One of the most popular sources of theoretical discourse in the MFAST program (and throughout MICA, for that matter) is faculty member John Penny, a theoretician and sculptor. With a dry sense of British humor, Penny is quick to share his skepticism of postmodern art (a “confection” of the New York art world) and fluency in Marxism (he was reading Postcapitalism by Paul Mason when we met). The summer’s many critiques, visiting artist talks, and technical workshops are augmented by Penny’s lecture series, which runs the gamut of topics, from the Altermodern to Russian Formalism and Romanticism. The goal of this theory-imbued curriculum is “to help students become more articulate about their production, understood as production,” says Penny, adding that it is “not geared toward the commercial market,” but rather the fruits of “self-directed labor.” Consequently, Moore says, the program “depends upon your needs, experience, and the magnitude of your projects.” Because of this, the program makes sure “there is always someone to talk to or turn to for advice, connections to artists and alumni, and resources for research materials.”
The recent bloom of low-residency MFAs across the United States may be an aftereffect of a larger economic impasse within art education.
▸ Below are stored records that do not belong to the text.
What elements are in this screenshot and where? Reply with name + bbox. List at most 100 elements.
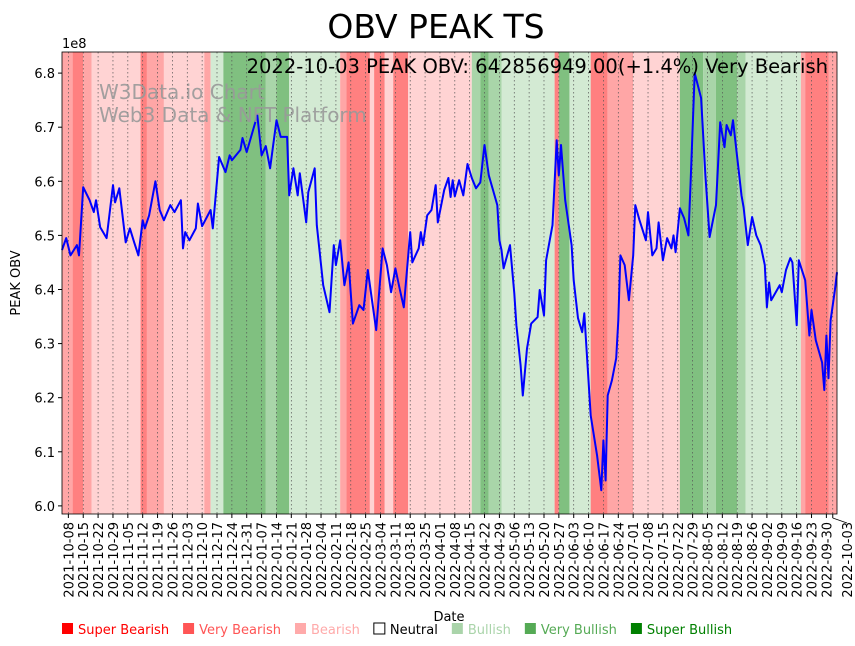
y-tick-label: 6.3: [34, 338, 55, 353]
x-tick-label: 2022-04-08: [449, 522, 464, 598]
band-bearish: [369, 52, 375, 514]
legend-label: Bullish: [468, 623, 511, 638]
band-super-bearish: [140, 52, 147, 514]
legend-item: Bearish: [294, 623, 360, 638]
x-tick-label: 2021-11-12: [137, 522, 152, 598]
legend-swatch: [630, 623, 642, 634]
y-tick-label: 6.0: [34, 500, 55, 515]
x-tick-label: 2021-10-22: [92, 522, 107, 598]
y-tick-label: 6.1: [34, 446, 55, 461]
band-super-bearish: [346, 52, 370, 514]
band-super-bearish: [554, 52, 559, 514]
x-tick-label: 2021-12-10: [196, 522, 211, 598]
x-tick-label: 2022-07-15: [657, 522, 672, 598]
y-tick-label: 6.4: [34, 283, 55, 298]
x-tick-label: 2022-01-14: [270, 522, 285, 598]
y-scale-label: 1e8: [62, 37, 87, 52]
x-tick-label: 2022-06-03: [568, 522, 583, 598]
x-tick-label: 2022-09-23: [806, 522, 821, 598]
legend-swatch: [62, 623, 73, 634]
chart-title: OBV PEAK TS: [327, 7, 544, 46]
x-tick-label: 2022-09-30: [820, 522, 835, 598]
band-bullish: [210, 52, 224, 514]
x-tick-label: 2021-12-17: [211, 522, 226, 598]
x-tick-label: 2022-01-07: [256, 522, 271, 598]
x-tick-label: 2022-08-19: [731, 522, 746, 598]
band-very-bearish: [146, 52, 164, 514]
y-tick-label: 6.7: [34, 121, 55, 136]
vertical-gridlines: [68, 52, 834, 514]
band-bullish: [569, 52, 591, 514]
y-tick-label: 6.8: [34, 67, 55, 82]
band-super-bullish: [558, 52, 570, 514]
legend-label: Bearish: [311, 623, 360, 638]
legend-swatch: [451, 623, 463, 634]
y-axis-label: PEAK OBV: [9, 250, 24, 315]
peak-obv-line: [61, 72, 838, 492]
legend-item: Very Bearish: [183, 623, 281, 638]
legend-label: Neutral: [390, 623, 438, 638]
x-tick-label: 2022-09-16: [791, 522, 806, 598]
x-tick-label: 2022-02-04: [315, 522, 330, 598]
x-tick-label: 2022-09-02: [761, 522, 776, 598]
x-tick-label: 2022-08-05: [701, 522, 716, 598]
x-tick-label: 2022-07-22: [672, 522, 687, 598]
y-tick-label: 6.6: [34, 175, 55, 190]
band-very-bullish: [265, 52, 277, 514]
x-tick-label: 2022-04-01: [434, 522, 449, 598]
y-axis: 6.0 6.1 6.2 6.3 6.4 6.5 6.6 6.7 6.8: [34, 67, 62, 515]
y-tick-label: 6.2: [34, 392, 55, 407]
legend-item: Super Bullish: [630, 623, 732, 638]
band-very-bearish: [800, 52, 806, 514]
band-bearish: [633, 52, 680, 514]
legend-item: Neutral: [373, 622, 438, 638]
x-tick-label: 2022-05-06: [508, 522, 523, 598]
x-tick-label: 2022-05-13: [523, 522, 538, 598]
x-tick-label: 2022-07-08: [642, 522, 657, 598]
x-tick-leader: [832, 517, 848, 524]
x-tick-label: 2022-09-09: [776, 522, 791, 598]
plot-frame: [61, 51, 838, 515]
band-super-bullish: [679, 52, 704, 514]
band-bullish: [745, 52, 801, 514]
legend-label: Very Bullish: [541, 623, 617, 638]
band-very-bullish: [471, 52, 481, 514]
band-bearish: [163, 52, 205, 514]
band-very-bearish: [204, 52, 211, 514]
legend-label: Very Bearish: [199, 623, 281, 638]
x-tick-label: 2022-04-15: [464, 522, 479, 598]
x-tick-label: 2021-11-26: [166, 522, 181, 598]
band-very-bullish: [737, 52, 746, 514]
watermark-line-2: Web3 Data & NFT Platform: [99, 103, 367, 127]
x-tick-label: 2021-12-31: [241, 522, 256, 598]
band-super-bullish: [480, 52, 489, 514]
x-tick-label: 2021-11-19: [152, 522, 167, 598]
x-tick-label: 2022-02-11: [330, 522, 345, 598]
x-tick-label: 2022-06-17: [597, 522, 612, 598]
band-super-bullish: [715, 52, 738, 514]
band-very-bearish: [62, 52, 73, 514]
legend-item: Super Bearish: [62, 623, 169, 638]
x-tick-label: 2022-02-25: [360, 522, 375, 598]
legend-label: Super Bearish: [78, 623, 169, 638]
x-tick-label: 2022-02-18: [345, 522, 360, 598]
band-bearish: [91, 52, 141, 514]
legend-swatch: [524, 623, 536, 634]
x-tick-label: 2022-05-27: [553, 522, 568, 598]
x-tick-label: 2022-08-26: [746, 522, 761, 598]
legend-item: Very Bullish: [524, 623, 617, 638]
x-tick-label: 2022-01-21: [285, 522, 300, 598]
band-super-bearish: [393, 52, 409, 514]
sentiment-bands: [62, 52, 837, 514]
legend-swatch: [183, 623, 195, 634]
x-tick-label: 2022-06-24: [612, 522, 627, 598]
x-tick-label: 2022-07-01: [627, 522, 642, 598]
x-tick-label: 2022-04-22: [479, 522, 494, 598]
x-tick-label: 2022-06-10: [583, 522, 598, 598]
x-tick-label: 2022-04-29: [493, 522, 508, 598]
x-tick-label: 2021-11-05: [122, 522, 137, 598]
band-very-bullish: [703, 52, 716, 514]
legend-swatch: [294, 623, 306, 634]
band-super-bearish: [590, 52, 608, 514]
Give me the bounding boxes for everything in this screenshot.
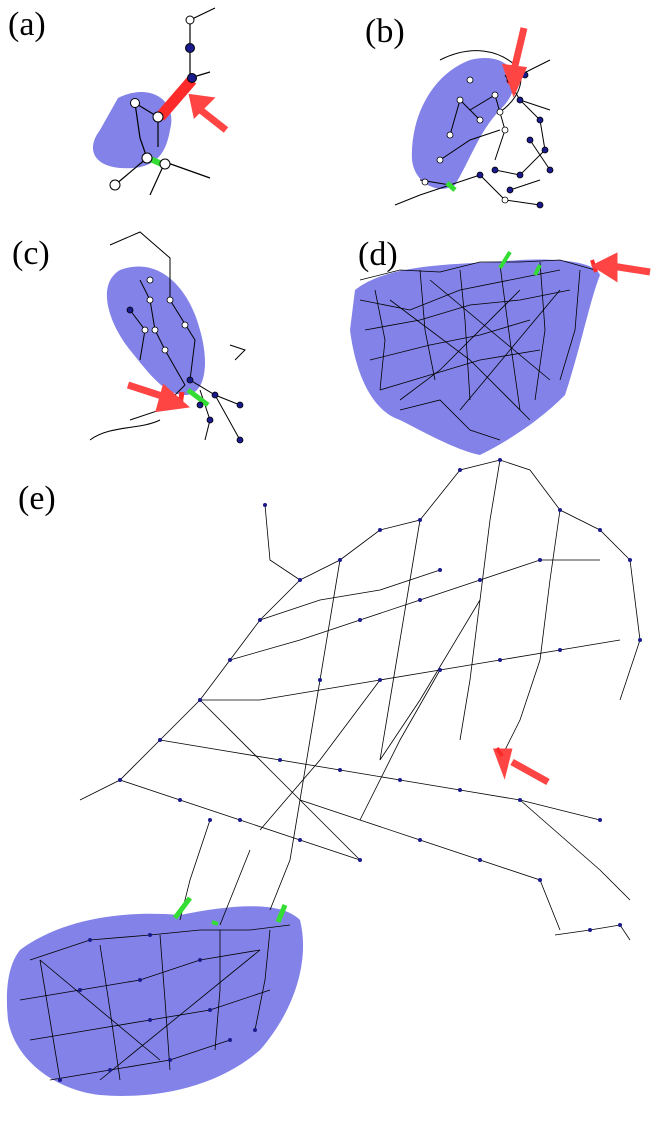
arrow-e xyxy=(492,748,550,786)
nodes-a xyxy=(109,15,197,191)
arrow-c xyxy=(126,381,191,413)
nodes-e xyxy=(58,458,642,1082)
panel-label-c: (c) xyxy=(12,235,50,272)
panel-label-d: (d) xyxy=(358,236,398,273)
nodes-c xyxy=(126,276,244,444)
arrow-b xyxy=(501,27,528,98)
panel-e-region xyxy=(6,906,304,1096)
boundary-line-e3 xyxy=(211,920,219,926)
boundary-line-e1 xyxy=(173,896,192,920)
boundary-line-d2 xyxy=(533,264,542,276)
arrow-a xyxy=(188,93,229,133)
panel-label-b: (b) xyxy=(365,13,405,50)
tripped-line-a xyxy=(155,76,197,121)
panel-b-region xyxy=(411,58,515,189)
arrow-d xyxy=(590,252,651,283)
boundary-line-d1 xyxy=(498,250,512,270)
boundary-line-c xyxy=(186,388,210,407)
panel-d-region xyxy=(350,259,600,455)
tripped-line-e xyxy=(495,746,504,758)
boundary-line-b xyxy=(445,181,457,192)
panel-a-region xyxy=(92,92,172,169)
panel-label-e: (e) xyxy=(18,480,56,517)
boundary-line-e2 xyxy=(275,904,288,923)
panel-label-a: (a) xyxy=(8,6,46,43)
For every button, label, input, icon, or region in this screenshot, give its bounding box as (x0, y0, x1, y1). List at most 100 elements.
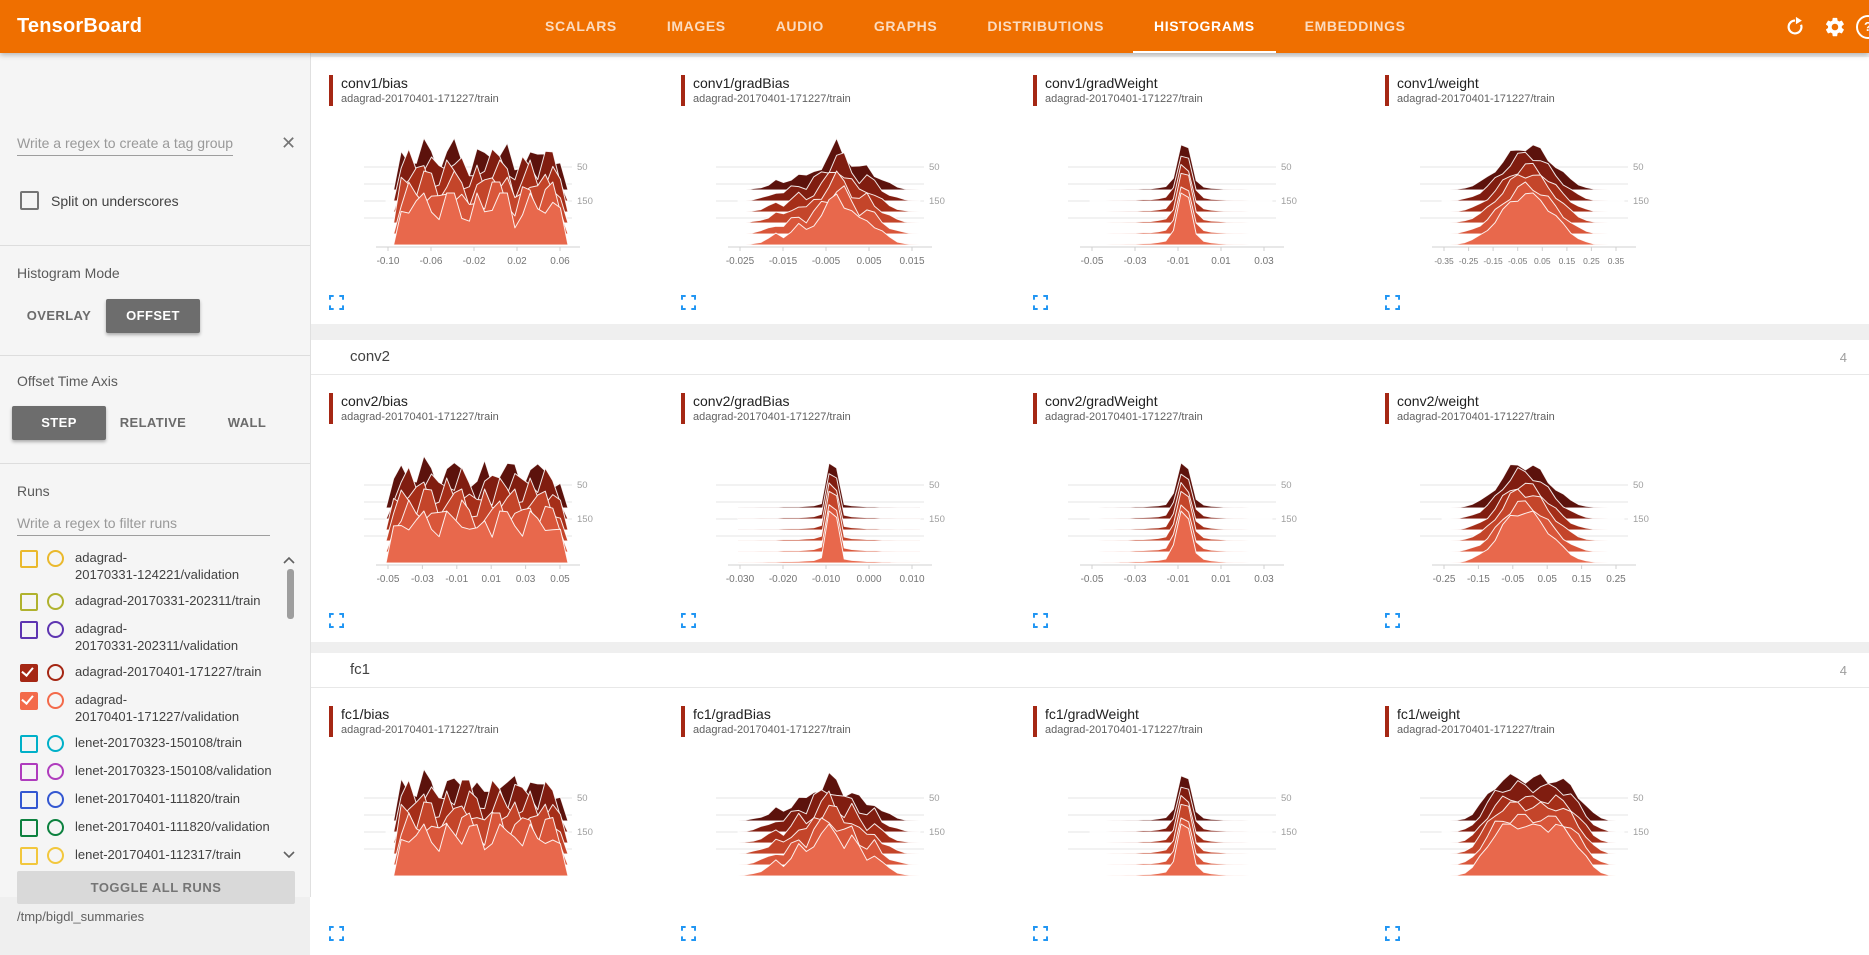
run-radio-circle[interactable] (47, 735, 64, 752)
chart-title-block: conv2/bias adagrad-20170401-171227/train (329, 393, 499, 424)
settings-gear-icon[interactable] (1824, 0, 1846, 53)
run-radio-circle[interactable] (47, 593, 64, 610)
fullscreen-expand-icon[interactable] (680, 294, 697, 315)
run-checkbox[interactable] (20, 593, 38, 611)
tag-regex-input[interactable] (17, 131, 233, 156)
run-row[interactable]: lenet-20170323-150108/validation (20, 762, 300, 781)
chart-title: conv1/weight (1397, 75, 1479, 91)
ridgeline-histogram-plot: 50 150 -0.10 -0.06 -0.02 0.02 0.06 (350, 117, 622, 287)
svg-text:0.010: 0.010 (899, 574, 924, 585)
run-checkbox[interactable] (20, 847, 38, 865)
tab-scalars[interactable]: SCALARS (545, 18, 617, 34)
ridgeline-histogram-plot: 50 150 -0.030 -0.020 -0.010 0.000 0.010 (702, 435, 974, 605)
fullscreen-expand-icon[interactable] (680, 612, 697, 633)
tab-distributions[interactable]: DISTRIBUTIONS (987, 18, 1105, 34)
help-icon[interactable]: ? (1856, 0, 1869, 53)
svg-text:-0.020: -0.020 (769, 574, 798, 585)
toggle-all-runs-button[interactable]: TOGGLE ALL RUNS (17, 871, 295, 904)
fullscreen-expand-icon[interactable] (1032, 294, 1049, 315)
run-radio-circle[interactable] (47, 550, 64, 567)
svg-text:-0.015: -0.015 (769, 256, 798, 267)
run-radio-circle[interactable] (47, 621, 64, 638)
fullscreen-expand-icon[interactable] (680, 925, 697, 946)
close-icon[interactable]: ✕ (281, 133, 297, 153)
fullscreen-expand-icon[interactable] (328, 294, 345, 315)
run-checkbox[interactable] (20, 819, 38, 837)
histogram-mode-offset-button[interactable]: OFFSET (106, 299, 200, 333)
svg-text:0.15: 0.15 (1572, 574, 1592, 585)
run-radio-circle[interactable] (47, 847, 64, 864)
offset-time-axis-wall-button[interactable]: WALL (227, 415, 267, 430)
fullscreen-expand-icon[interactable] (328, 612, 345, 633)
run-radio-circle[interactable] (47, 763, 64, 780)
tab-audio[interactable]: AUDIO (775, 18, 824, 34)
run-radio-circle[interactable] (47, 819, 64, 836)
svg-text:-0.01: -0.01 (1167, 574, 1190, 585)
run-row[interactable]: adagrad- 20170331-202311/validation (20, 620, 300, 654)
chart-run-name: adagrad-20170401-171227/train (1045, 93, 1203, 105)
run-checkbox[interactable] (20, 621, 38, 639)
run-checkbox[interactable] (20, 763, 38, 781)
chart-run-name: adagrad-20170401-171227/train (1397, 724, 1555, 736)
refresh-icon[interactable] (1784, 0, 1806, 53)
tab-images[interactable]: IMAGES (666, 18, 726, 34)
chart-title-block: conv1/weight adagrad-20170401-171227/trai… (1385, 75, 1555, 106)
run-checkbox[interactable] (20, 791, 38, 809)
run-checkbox[interactable] (20, 735, 38, 753)
group-count: 4 (1839, 350, 1847, 365)
offset-time-axis-group: STEP RELATIVE WALL (12, 406, 294, 440)
run-row[interactable]: adagrad-20170401-171227/train (20, 663, 300, 682)
histogram-card-fc1-gradWeight: fc1/gradWeight adagrad-20170401-171227/tr… (1014, 688, 1366, 955)
tab-graphs[interactable]: GRAPHS (873, 18, 938, 34)
run-list-scrollbar-thumb[interactable] (287, 569, 294, 619)
histogram-card-conv2-gradWeight: conv2/gradWeight adagrad-20170401-171227/… (1014, 375, 1366, 642)
run-row[interactable]: adagrad- 20170401-171227/validation (20, 691, 300, 725)
tab-embeddings[interactable]: EMBEDDINGS (1304, 18, 1406, 34)
divider (0, 245, 310, 246)
scroll-down-icon[interactable] (282, 846, 296, 859)
help-question-glyph: ? (1856, 14, 1869, 39)
fullscreen-expand-icon[interactable] (1384, 294, 1401, 315)
tab-histograms[interactable]: HISTOGRAMS (1133, 0, 1276, 53)
ridgeline-histogram-plot: 50 150 -0.35 -0.25 -0.15 -0.05 0.05 0.15 0.25 0.3… (1406, 117, 1678, 287)
svg-text:0.05: 0.05 (1537, 574, 1557, 585)
fullscreen-expand-icon[interactable] (1384, 925, 1401, 946)
group-title: fc1 (350, 661, 371, 678)
group-header-conv2[interactable]: conv2 4 (310, 340, 1869, 375)
svg-text:0.25: 0.25 (1606, 574, 1626, 585)
run-row[interactable]: lenet-20170401-112317/train (20, 846, 300, 865)
fullscreen-expand-icon[interactable] (1384, 612, 1401, 633)
run-checkbox[interactable] (20, 550, 38, 568)
scroll-up-icon[interactable] (282, 553, 296, 564)
offset-time-axis-relative-button[interactable]: RELATIVE (119, 415, 187, 430)
toolbar: TensorBoard SCALARS IMAGES AUDIO GRAPHS DIST… (0, 0, 1869, 53)
svg-text:-0.03: -0.03 (411, 574, 434, 585)
run-row[interactable]: adagrad- 20170331-124221/validation (20, 549, 300, 583)
run-row[interactable]: lenet-20170401-111820/validation (20, 818, 300, 837)
fullscreen-expand-icon[interactable] (1032, 925, 1049, 946)
run-row[interactable]: adagrad-20170331-202311/train (20, 592, 300, 611)
run-checkbox-checked[interactable] (20, 692, 38, 710)
svg-text:-0.05: -0.05 (1501, 574, 1524, 585)
histogram-card-conv2-weight: conv2/weight adagrad-20170401-171227/trai… (1366, 375, 1718, 642)
svg-text:0.03: 0.03 (516, 574, 536, 585)
run-row[interactable]: lenet-20170323-150108/train (20, 734, 300, 753)
split-on-underscores-checkbox[interactable]: Split on underscores (20, 191, 179, 210)
fullscreen-expand-icon[interactable] (1032, 612, 1049, 633)
run-row[interactable]: lenet-20170401-111820/train (20, 790, 300, 809)
chart-title-block: conv2/gradBias adagrad-20170401-171227/tr… (681, 393, 851, 424)
svg-text:150: 150 (1633, 514, 1649, 525)
run-radio-circle[interactable] (47, 791, 64, 808)
histogram-mode-overlay-button[interactable]: OVERLAY (26, 308, 92, 323)
run-regex-input[interactable] (17, 511, 270, 536)
fullscreen-expand-icon[interactable] (328, 925, 345, 946)
run-checkbox-checked[interactable] (20, 664, 38, 682)
histogram-card-conv1-gradBias: conv1/gradBias adagrad-20170401-171227/tr… (662, 57, 1014, 324)
ridgeline-histogram-plot: 50 150 (1054, 748, 1326, 918)
chart-title: conv1/gradBias (693, 75, 790, 91)
run-radio-circle[interactable] (47, 692, 64, 709)
svg-text:0.03: 0.03 (1254, 256, 1274, 267)
group-header-fc1[interactable]: fc1 4 (310, 653, 1869, 688)
run-radio-circle[interactable] (47, 664, 64, 681)
offset-time-axis-step-button[interactable]: STEP (12, 406, 106, 440)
This, of course, does not mean an artist might have a less meaningful graduate school experience in a low-residency program than another kind of MFA. Nevertheless, as the regimes of the art world expand and increasingly demand more from individuals in order to qualify as participants, there is greater reason to seek out alternatives. The people who comprise MICA, a key intellectual hive and link between communities in Baltimore, work to create these alternatives from both within the system of higher education and the city itself.